Despite her loyalty to Florida Gov. Rick Scott, former Lt. Gov. Jennifer Carroll (R) faced many challenges working as an African-American woman in his office.

In a Tuesday interview with WMEL, a Cocoa Beach radio station, Carroll reflected on her time serving in Scott's "ol' boys system" -- just over two years, until the governor asked her to resign. At the time, Carroll said, it was difficult for her to stand up for herself.

"When you're in the moment and you're trying to be that team player, you're trying to not make waves," she said. "It's bad enough, particularly for a minority, when you are in the good ol' boys system, you're trying to walk that fine line because you know their little whispers that they give. If you go off too much, then you're a B-I-T-C-H. If you don't do enough, then you're a wimp."

Carroll said Scott's loyalties were always primarily with Adam Hollingsworth, his chief of staff. When it became known that Hollingsworth had claimed to have a college degree before actually earning one, Scott stood by his staffer.

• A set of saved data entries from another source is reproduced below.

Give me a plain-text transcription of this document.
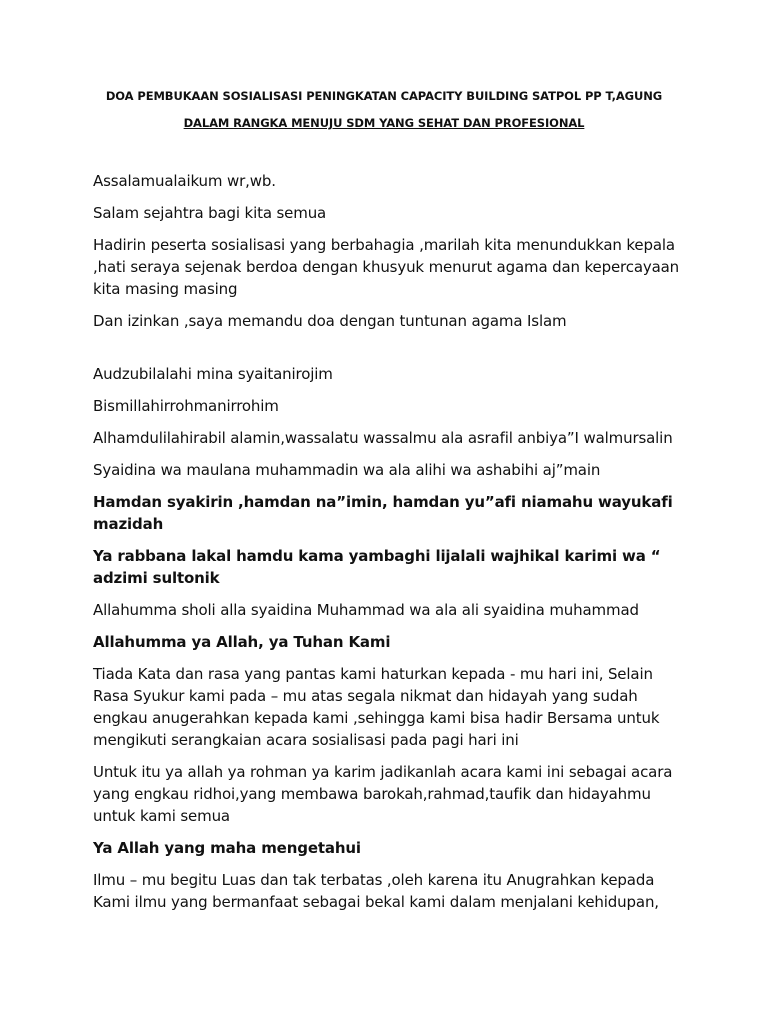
DOA PEMBUKAAN SOSIALISASI PENINGKATAN CAPACITY BUILDING SATPOL PP T,AGUNG

DALAM RANGKA MENUJU SDM YANG SEHAT DAN PROFESIONAL

Assalamualaikum wr,wb.

Salam sejahtra bagi kita semua

Hadirin peserta sosialisasi yang berbahagia ,marilah kita menundukkan kepala ,hati seraya sejenak berdoa dengan khusyuk menurut agama dan kepercayaan kita masing masing

Dan izinkan ,saya memandu doa dengan tuntunan agama Islam

Audzubilalahi mina syaitanirojim

Bismillahirrohmanirrohim

Alhamdulilahirabil alamin,wassalatu wassalmu ala asrafil anbiya”I walmursalin

Syaidina wa maulana muhammadin wa ala alihi wa ashabihi aj”main

Hamdan syakirin ,hamdan na”imin, hamdan yu”afi niamahu wayukafi mazidah

Ya rabbana lakal hamdu kama yambaghi lijalali wajhikal karimi wa “ adzimi sultonik

Allahumma sholi alla syaidina Muhammad wa ala ali syaidina muhammad

Allahumma ya Allah, ya Tuhan Kami

Tiada Kata dan rasa yang pantas kami haturkan kepada - mu hari ini, Selain Rasa Syukur kami pada – mu atas segala nikmat dan hidayah yang sudah engkau anugerahkan kepada kami ,sehingga kami bisa hadir Bersama untuk mengikuti serangkaian acara sosialisasi pada pagi hari ini

Untuk itu ya allah ya rohman ya karim jadikanlah acara kami ini sebagai acara yang engkau ridhoi,yang membawa barokah,rahmad,taufik dan hidayahmu untuk kami semua

Ya Allah yang maha mengetahui

Ilmu – mu begitu Luas dan tak terbatas ,oleh karena itu Anugrahkan kepada Kami ilmu yang bermanfaat sebagai bekal kami dalam menjalani kehidupan,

But the former lieutenant governor said her own challenges were not met with the same support. Carroll was asked to resign from the governor's office when officials learned that she had consulted for a nonprofit with ties to an illegal gambling operation during her time as a representative. Carroll said that she was guilty of no wrongdoing, and that she wasn't told why she had to resign.

"I still stayed as a team player. I still followed their rules and so forth, and when it came time that I would have expected him to give me the common courtesy that he gave to his male counterparts there, his chief of staff, who had wrongdoing, he had supported and defended them," she said. "Me, with no wrongdoing, [he] utilized an excuse and asked me to leave office for no reason."

"The same people that you think that you can trust are the ones that are stabbing you in the back," she added.

In a statement to the Tampa Bay Times, Scott's spokesman suggested Carroll was downplaying the scandal that led to her resignation.

"Jennifer Carroll was connected to an organization that was at the center of a multistate criminal conspiracy at the time, and we are confident she made the right choice for her family by resigning," he said.